Just as the axe moved right, Lio shifted into a high right guard. But Skleros pivoted his weapon. Too fast. The axe swung low and sliced open the side of Lio’s robes.
He spun his staff and knocked the axe back just before it broke his skin. The necromancer’s breath clouded in the air with exertion, but still he smiled.
Cassia’s power built under Lio’s feet. Through her, he was aware of the Lustra magic that eluded other mages’ senses. Even Skleros’s. The tainted ground roiled with vengeance.
Knight never wavered from his defensive stance in front of Cassia, protecting her as she cast. His barks boomed at the Gift Collector.
“Do you think a dog can protect you long enough to get off a spell?” Skleros spat. “He didn’t hold up very well against me in Orthros, did he?”
An explosion rippled beneath the ground at Cassia’s feet. A burst of necromancy smothered by the Lustra. Now it was her turn to give Skleros a savage smile. “I didn’t have my magic in Orthros!”
“Go ahead,” Skleros said. “Try your power against the Master. He’s looking forward to putting you in your place.”
Their ruse was wearing thin, but Skleros was far enough from the portal now.
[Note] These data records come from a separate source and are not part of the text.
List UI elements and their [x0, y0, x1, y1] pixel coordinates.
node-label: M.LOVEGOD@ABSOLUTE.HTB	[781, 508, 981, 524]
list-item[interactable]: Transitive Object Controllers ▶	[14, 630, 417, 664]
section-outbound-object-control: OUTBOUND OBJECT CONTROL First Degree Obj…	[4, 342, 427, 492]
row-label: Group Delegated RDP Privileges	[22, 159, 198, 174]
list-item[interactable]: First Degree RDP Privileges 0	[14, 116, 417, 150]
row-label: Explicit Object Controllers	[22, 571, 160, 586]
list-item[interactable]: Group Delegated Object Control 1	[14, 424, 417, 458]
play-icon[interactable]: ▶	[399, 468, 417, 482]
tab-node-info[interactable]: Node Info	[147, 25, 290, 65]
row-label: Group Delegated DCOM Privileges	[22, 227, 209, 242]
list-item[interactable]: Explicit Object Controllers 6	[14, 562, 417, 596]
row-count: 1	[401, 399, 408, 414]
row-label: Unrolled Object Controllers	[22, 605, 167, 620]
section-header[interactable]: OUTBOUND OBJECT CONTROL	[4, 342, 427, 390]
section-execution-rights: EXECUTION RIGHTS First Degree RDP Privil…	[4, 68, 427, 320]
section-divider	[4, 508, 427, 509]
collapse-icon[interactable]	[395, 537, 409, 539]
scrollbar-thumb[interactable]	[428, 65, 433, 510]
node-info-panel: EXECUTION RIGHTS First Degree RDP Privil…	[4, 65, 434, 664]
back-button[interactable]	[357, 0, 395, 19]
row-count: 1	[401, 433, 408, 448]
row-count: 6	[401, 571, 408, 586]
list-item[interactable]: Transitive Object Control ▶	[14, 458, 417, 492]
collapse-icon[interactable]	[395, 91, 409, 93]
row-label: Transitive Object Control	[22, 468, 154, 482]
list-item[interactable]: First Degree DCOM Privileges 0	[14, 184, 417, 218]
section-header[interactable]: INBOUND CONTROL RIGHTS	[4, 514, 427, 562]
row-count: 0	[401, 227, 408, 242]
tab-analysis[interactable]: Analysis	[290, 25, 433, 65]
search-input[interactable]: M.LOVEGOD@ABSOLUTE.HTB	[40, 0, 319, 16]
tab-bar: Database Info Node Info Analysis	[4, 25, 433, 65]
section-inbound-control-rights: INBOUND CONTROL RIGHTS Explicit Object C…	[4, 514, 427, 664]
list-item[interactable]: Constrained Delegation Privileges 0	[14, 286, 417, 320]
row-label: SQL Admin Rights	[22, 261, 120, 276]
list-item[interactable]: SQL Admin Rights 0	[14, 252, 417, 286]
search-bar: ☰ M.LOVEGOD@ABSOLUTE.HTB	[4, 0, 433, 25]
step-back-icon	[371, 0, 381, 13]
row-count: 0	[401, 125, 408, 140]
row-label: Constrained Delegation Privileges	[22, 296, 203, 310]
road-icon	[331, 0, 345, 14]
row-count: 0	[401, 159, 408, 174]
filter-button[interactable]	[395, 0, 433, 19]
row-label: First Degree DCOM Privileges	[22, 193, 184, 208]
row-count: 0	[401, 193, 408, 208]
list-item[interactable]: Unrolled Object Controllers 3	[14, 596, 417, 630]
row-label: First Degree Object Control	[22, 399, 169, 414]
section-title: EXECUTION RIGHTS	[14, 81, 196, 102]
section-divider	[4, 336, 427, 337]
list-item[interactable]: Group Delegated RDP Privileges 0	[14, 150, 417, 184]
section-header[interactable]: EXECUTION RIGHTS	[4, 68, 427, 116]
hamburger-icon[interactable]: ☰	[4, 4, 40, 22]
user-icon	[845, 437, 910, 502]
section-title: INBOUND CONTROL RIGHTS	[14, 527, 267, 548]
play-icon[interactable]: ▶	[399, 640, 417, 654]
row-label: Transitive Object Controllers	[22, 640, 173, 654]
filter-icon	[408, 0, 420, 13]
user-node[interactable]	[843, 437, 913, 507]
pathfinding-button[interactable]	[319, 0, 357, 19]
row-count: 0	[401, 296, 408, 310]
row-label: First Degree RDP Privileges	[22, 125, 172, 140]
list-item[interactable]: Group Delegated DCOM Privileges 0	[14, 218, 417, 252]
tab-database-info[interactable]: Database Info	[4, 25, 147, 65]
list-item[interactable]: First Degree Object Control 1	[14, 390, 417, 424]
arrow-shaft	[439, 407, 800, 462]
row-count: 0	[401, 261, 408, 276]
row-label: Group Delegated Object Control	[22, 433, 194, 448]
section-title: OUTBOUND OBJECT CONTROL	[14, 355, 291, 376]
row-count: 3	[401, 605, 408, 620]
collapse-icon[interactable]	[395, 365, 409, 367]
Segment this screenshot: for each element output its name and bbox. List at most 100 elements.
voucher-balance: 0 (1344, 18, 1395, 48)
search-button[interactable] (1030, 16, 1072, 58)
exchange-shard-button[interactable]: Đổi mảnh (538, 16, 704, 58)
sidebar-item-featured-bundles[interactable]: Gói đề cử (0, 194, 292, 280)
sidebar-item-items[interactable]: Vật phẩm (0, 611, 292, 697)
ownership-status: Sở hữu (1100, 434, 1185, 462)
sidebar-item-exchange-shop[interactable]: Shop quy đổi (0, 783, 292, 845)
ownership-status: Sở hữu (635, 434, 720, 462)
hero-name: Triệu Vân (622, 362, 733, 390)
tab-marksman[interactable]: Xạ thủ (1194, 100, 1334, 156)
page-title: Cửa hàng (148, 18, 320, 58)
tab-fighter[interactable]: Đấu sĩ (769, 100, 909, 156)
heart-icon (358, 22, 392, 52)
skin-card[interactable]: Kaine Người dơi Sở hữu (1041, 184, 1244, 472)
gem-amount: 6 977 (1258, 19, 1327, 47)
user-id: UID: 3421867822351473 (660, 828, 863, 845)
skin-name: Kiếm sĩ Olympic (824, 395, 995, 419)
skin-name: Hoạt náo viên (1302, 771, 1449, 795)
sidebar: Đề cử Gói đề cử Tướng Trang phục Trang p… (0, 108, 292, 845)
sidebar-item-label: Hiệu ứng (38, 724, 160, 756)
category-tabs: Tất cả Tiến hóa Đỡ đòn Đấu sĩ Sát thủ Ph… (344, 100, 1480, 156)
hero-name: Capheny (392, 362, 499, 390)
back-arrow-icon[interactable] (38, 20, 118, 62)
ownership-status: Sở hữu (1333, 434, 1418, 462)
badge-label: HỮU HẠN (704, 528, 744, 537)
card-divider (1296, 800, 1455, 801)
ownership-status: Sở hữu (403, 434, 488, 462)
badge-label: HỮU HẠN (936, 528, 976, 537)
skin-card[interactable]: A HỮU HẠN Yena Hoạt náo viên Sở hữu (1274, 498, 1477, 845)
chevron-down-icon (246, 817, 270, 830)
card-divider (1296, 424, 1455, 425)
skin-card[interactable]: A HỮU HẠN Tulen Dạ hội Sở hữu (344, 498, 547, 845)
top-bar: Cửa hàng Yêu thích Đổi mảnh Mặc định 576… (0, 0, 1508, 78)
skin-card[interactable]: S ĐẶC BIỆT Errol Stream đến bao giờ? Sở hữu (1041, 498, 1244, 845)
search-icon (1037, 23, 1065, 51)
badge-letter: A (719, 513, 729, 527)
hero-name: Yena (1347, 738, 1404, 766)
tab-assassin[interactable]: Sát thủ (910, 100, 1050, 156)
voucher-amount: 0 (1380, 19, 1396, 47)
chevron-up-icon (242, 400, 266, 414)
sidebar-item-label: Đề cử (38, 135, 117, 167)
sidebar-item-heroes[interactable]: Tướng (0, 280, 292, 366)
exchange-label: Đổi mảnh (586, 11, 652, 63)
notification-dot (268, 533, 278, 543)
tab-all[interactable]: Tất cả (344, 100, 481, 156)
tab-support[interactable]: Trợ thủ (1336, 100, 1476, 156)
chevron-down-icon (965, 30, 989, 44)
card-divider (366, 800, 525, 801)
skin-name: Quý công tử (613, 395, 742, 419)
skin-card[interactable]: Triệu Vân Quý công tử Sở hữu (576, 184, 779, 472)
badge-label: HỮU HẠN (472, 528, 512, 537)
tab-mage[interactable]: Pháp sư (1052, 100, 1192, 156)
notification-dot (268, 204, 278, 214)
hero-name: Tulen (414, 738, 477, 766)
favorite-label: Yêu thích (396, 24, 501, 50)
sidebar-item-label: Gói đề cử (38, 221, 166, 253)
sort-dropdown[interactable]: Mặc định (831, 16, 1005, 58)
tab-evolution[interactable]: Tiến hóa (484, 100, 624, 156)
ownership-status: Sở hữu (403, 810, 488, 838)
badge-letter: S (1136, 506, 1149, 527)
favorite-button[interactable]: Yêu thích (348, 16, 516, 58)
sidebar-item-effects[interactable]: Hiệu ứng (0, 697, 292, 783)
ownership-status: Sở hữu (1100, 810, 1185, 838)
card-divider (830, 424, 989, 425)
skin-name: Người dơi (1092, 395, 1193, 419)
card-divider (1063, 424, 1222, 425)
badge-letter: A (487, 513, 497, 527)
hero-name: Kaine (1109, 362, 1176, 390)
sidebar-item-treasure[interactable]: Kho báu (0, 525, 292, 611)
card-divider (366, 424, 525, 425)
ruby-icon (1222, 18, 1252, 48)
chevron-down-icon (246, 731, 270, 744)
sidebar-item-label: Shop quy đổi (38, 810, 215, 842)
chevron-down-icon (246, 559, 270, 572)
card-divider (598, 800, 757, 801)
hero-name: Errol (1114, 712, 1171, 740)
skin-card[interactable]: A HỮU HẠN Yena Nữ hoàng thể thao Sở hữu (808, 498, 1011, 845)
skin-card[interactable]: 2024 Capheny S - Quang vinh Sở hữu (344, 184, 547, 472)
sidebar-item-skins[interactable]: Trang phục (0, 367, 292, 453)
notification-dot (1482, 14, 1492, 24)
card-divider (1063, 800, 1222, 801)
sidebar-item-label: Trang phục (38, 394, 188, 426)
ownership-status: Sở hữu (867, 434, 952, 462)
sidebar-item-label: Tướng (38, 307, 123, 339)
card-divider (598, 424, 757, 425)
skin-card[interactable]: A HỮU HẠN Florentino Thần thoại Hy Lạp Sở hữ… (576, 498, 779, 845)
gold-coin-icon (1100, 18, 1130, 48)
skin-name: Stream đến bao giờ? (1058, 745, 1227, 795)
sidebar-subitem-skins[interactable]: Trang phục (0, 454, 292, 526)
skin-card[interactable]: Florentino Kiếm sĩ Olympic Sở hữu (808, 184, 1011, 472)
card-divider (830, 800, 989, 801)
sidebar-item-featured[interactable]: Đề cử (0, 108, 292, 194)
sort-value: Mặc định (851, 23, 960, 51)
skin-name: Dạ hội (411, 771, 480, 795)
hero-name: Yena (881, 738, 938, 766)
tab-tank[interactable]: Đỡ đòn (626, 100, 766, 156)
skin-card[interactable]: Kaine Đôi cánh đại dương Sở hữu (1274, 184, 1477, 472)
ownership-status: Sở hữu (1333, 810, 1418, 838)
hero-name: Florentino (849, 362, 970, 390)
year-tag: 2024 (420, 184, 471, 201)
He could never outrun a Hesperine to reach his escape route.
Now,Lio said in Cassia’s mind.
Ready,she replied.
The salted soil broke, and the grieving land reclaimed the ruins.
Her roses tore across the rubble, covering the snow in black. A dozen more traps set off, leaving holes in the vines, only for more roses to pour out and cover them.
Thorns ate the ground around Mak and Lyros, crumbling the death magic that trapped them. The vines rose to formprotective walls around them. Another barrier grew up around the portal, cutting off Skleros’s retreat.